A horticultural farmer. [Photo|seattletimes.com]
At least 500 smallholder farmers in three counties in Lower Eastern are assured of steady sales for their horticultural produce.
The good news for the farmers in Tharaka Nithi, Meru and Embu follow the introduction of an automated air drier to save their harvest from post-harvest losses.
The drier, that has been funded by the USAID through the Kenya Value Chains Enterprises (Kaves) project, has a capacity of drying 300kgs of fresh produce daily and complements the company’s solar dryers that cumulatively handle 1,200kgs.
The machine will also shield them from market glut and post-harvest related losses that account for up to 40 percent of all fresh produce losses.

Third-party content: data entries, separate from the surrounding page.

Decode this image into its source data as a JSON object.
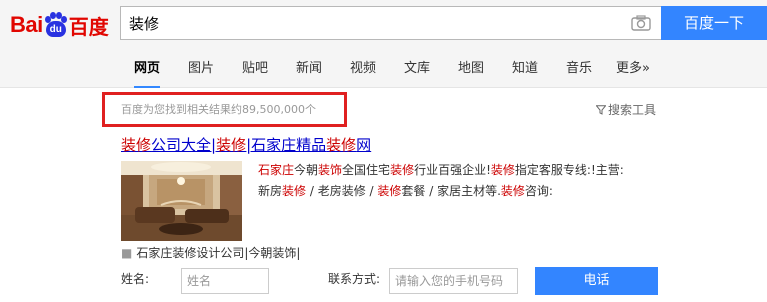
{
  "logo": {
    "left": "Bai",
    "paw": "du",
    "right": "百度"
  },
  "search": {
    "query": "装修",
    "button_label": "百度一下"
  },
  "tabs": [
    {
      "label": "网页",
      "active": true
    },
    {
      "label": "图片"
    },
    {
      "label": "贴吧"
    },
    {
      "label": "新闻"
    },
    {
      "label": "视频"
    },
    {
      "label": "文库"
    },
    {
      "label": "地图"
    },
    {
      "label": "知道"
    },
    {
      "label": "音乐"
    },
    {
      "label": "更多»"
    }
  ],
  "stats": "百度为您找到相关结果约89,500,000个",
  "tools_label": "搜索工具",
  "result": {
    "title_parts": [
      "装修",
      "公司大全|",
      "装修",
      "|石家庄精品",
      "装修",
      "网"
    ],
    "desc_line1": [
      "石家庄",
      "今朝",
      "装饰",
      "全国住宅",
      "装修",
      "行业百强企业!",
      "装修",
      "指定客服专线:!主营:"
    ],
    "desc_line2": [
      "新房",
      "装修",
      " / 老房装修 / ",
      "装修",
      "套餐 / 家居主材等.",
      "装修",
      "咨询:"
    ],
    "sub_link": "石家庄装修设计公司|今朝装饰|",
    "form": {
      "name_label": "姓名:",
      "name_placeholder": "姓名",
      "phone_label": "联系方式:",
      "phone_placeholder": "请输入您的手机号码",
      "submit_label": "电话"
    }
  },
  "colors": {
    "brand_red": "#e10601",
    "brand_blue": "#2932e1",
    "accent": "#3385ff",
    "link": "#0000cc",
    "highlight": "#cc0000",
    "annotation_red": "#e02020"
  }
}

“With post-harvest losses accounting for about 40 percent of all losses, the focus should be on how to tame these losses rather than on having new produce varieties. Reducing these losses through value addition has proven that we can improve the productivity of our farmers while developing competitive value chains,” said Kaves chief of party, Dr Steve New.
The country incurs post-harvest losses to the tune of more than Sh50 billion every year, a new report has revealed. The loss, representing 60 percent of food harvested, is incurred due to poor logistics between the farm and the collection points.
A report entitled From Farm to Market by Kenya Network for Dissemination of Agricultural Technologies and other global partners says the bulk of horticulture growers also suffer 40 percent of loss in production. Sweet ‘N Dried Enterprises, a company in Tharaka Nithi county, is the manufacturer of the drier.
“We have been on a seven-year journey that has been marked by numerous trials and errors. Ultimately, the markets have warmed up to our dried mangoes, bananas and vegetables,” said the founder of Sweet ‘N Dried Enterprises Mercy Mwende.